Obama’s Wonderful Words
Tom Wheeler is Chairman of the FCC. Tom Wheeler before becoming Chairman of the FCC was a lobbyist for the cable and wireless industry. Tom Wheeler was appointed by President Obama.
President Obama is calling for strong protections for net neutrality with his usual eloquence and newsworthy phrasing. Where was this concern when he appointed Tom Wheeler?
If the President says he wants something done and he appoints someone who is not on the same page, whose fault is it? And how seriously should we take a President who says wonderful, wonderful things but whose actions are not in sync with those same wonderful words?
I believe in net neutrality. Without it, this web site and many others like it will load slower and probably eventually disappear from the net altogether. The President appears to be on my side. It is well said that appearances can be deceiving. If he really wanted net neutrality he would have appointed a stalwart defender of the concept and not an advocate for the cable companies to the commission.
What he wants it to have it both ways and he’s getting it. He wants to be seen as being on the right side of the issue but doesn’t want that right side to become law. So, the President puts on his game face, calls us to battle and then does nothing while keeping up appearances.
It’s called being played and I don’t like being played. I’m not tired of his talk – I’m disgusted with the talk. I believe in the power of words. I’m a teacher. But words are only one element of leadership. Sometimes words are the only things you have but this is the President.

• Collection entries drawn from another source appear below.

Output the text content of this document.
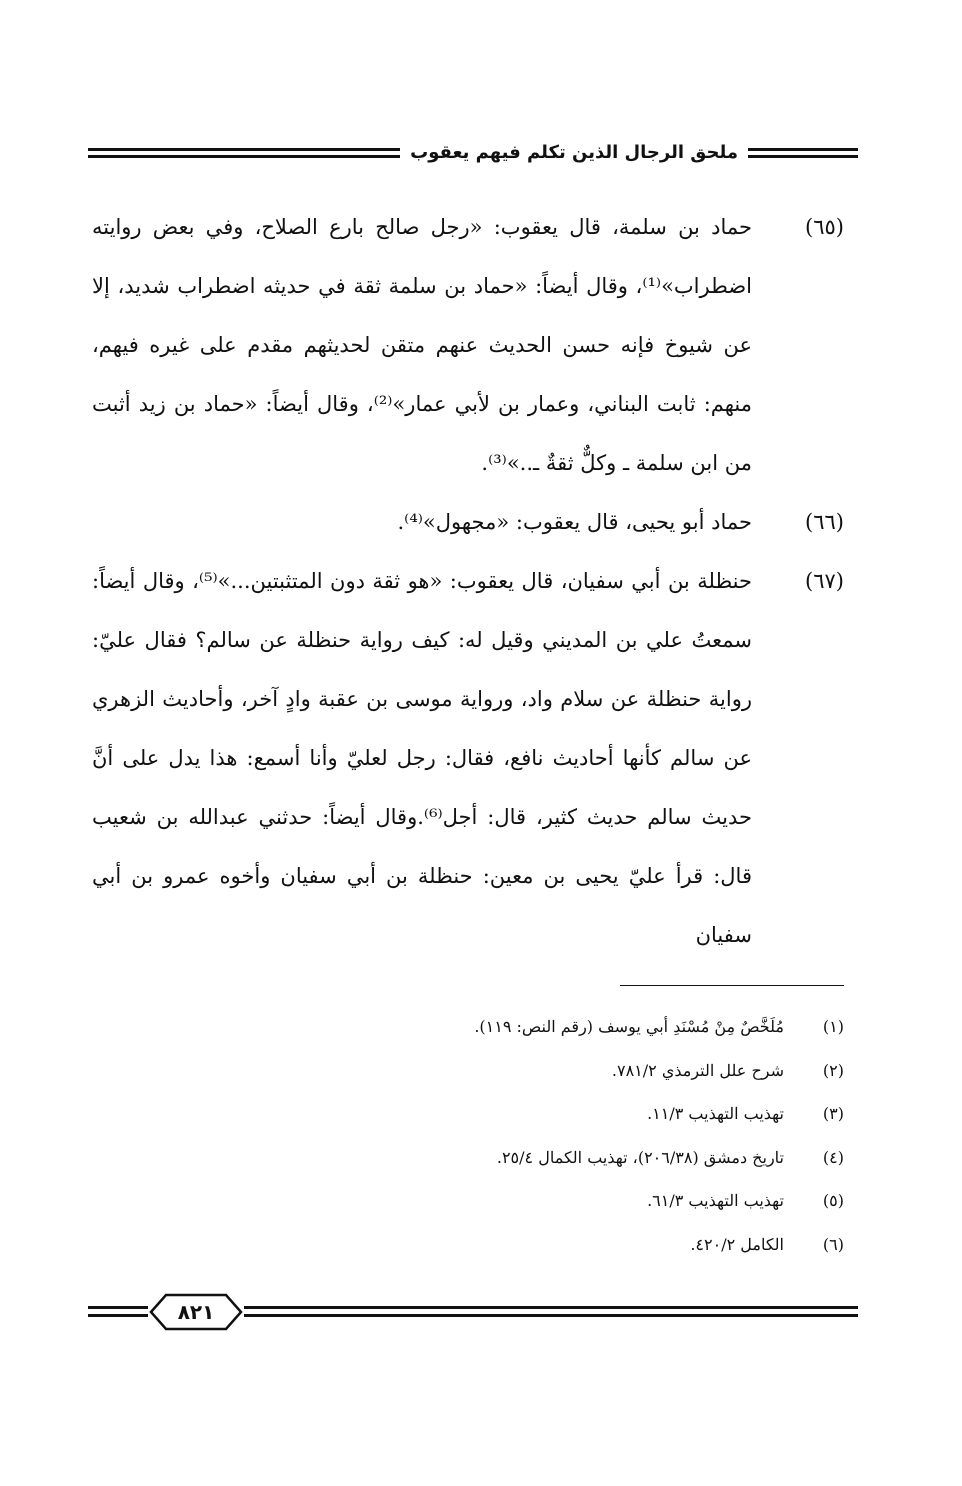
ملحق الرجال الذين تكلم فيهم يعقوب
(٦٥)
حماد بن سلمة، قال يعقوب: «رجل صالح بارع الصلاح، وفي بعض روايته اضطراب»⁽¹⁾، وقال أيضاً: «حماد بن سلمة ثقة في حديثه اضطراب شديد، إلا عن شيوخ فإنه حسن الحديث عنهم متقن لحديثهم مقدم على غيره فيهم، منهم: ثابت البناني، وعمار بن لأبي عمار»⁽²⁾، وقال أيضاً: «حماد بن زيد أثبت من ابن سلمة ـ وكلٌّ ثقةٌ ـ..»⁽³⁾.
(٦٦)
حماد أبو يحيى، قال يعقوب: «مجهول»⁽⁴⁾.
(٦٧)
حنظلة بن أبي سفيان، قال يعقوب: «هو ثقة دون المتثبتين...»⁽⁵⁾، وقال أيضاً: سمعتُ علي بن المديني وقيل له: كيف رواية حنظلة عن سالم؟ فقال عليّ: رواية حنظلة عن سلام واد، ورواية موسى بن عقبة وادٍ آخر، وأحاديث الزهري عن سالم كأنها أحاديث نافع، فقال: رجل لعليّ وأنا أسمع: هذا يدل على أنَّ حديث سالم حديث كثير، قال: أجل⁽⁶⁾.وقال أيضاً: حدثني عبدالله بن شعيب قال: قرأ عليّ يحيى بن معين: حنظلة بن أبي سفيان وأخوه عمرو بن أبي سفيان
(١)
مُلَخَّصٌ مِنْ مُسْنَدِ أبي يوسف (رقم النص: ١١٩).
(٢)
شرح علل الترمذي ٧٨١/٢.
(٣)
تهذيب التهذيب ١١/٣.
(٤)
تاريخ دمشق (٢٠٦/٣٨)، تهذيب الكمال ٢٥/٤.
(٥)
تهذيب التهذيب ٦١/٣.
(٦)
الكامل ٤٢٠/٢.
٨٢١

He actually gets to appoint people and direct policy. You would think that there would be synchronicity between the two things but with this President, you would be wrong.
I want to see Net Neutrality enshrined in law. The President says he is on my side. How much he means and how much it matters remains to be seen.
Obama Net-Neutrality Stance May Spur Fight With GOP – WSJ – WSJ
Mr. Obama specifically called for the Federal Communications Commission to go beyond its previous proposals and explicitly ban broadband providers from blocking, slowing down or giving preferential treatment to some websites. To achieve that, he said, the FCC should classify broadband as a utility or common carrier, which would open up the industry to greater regulation.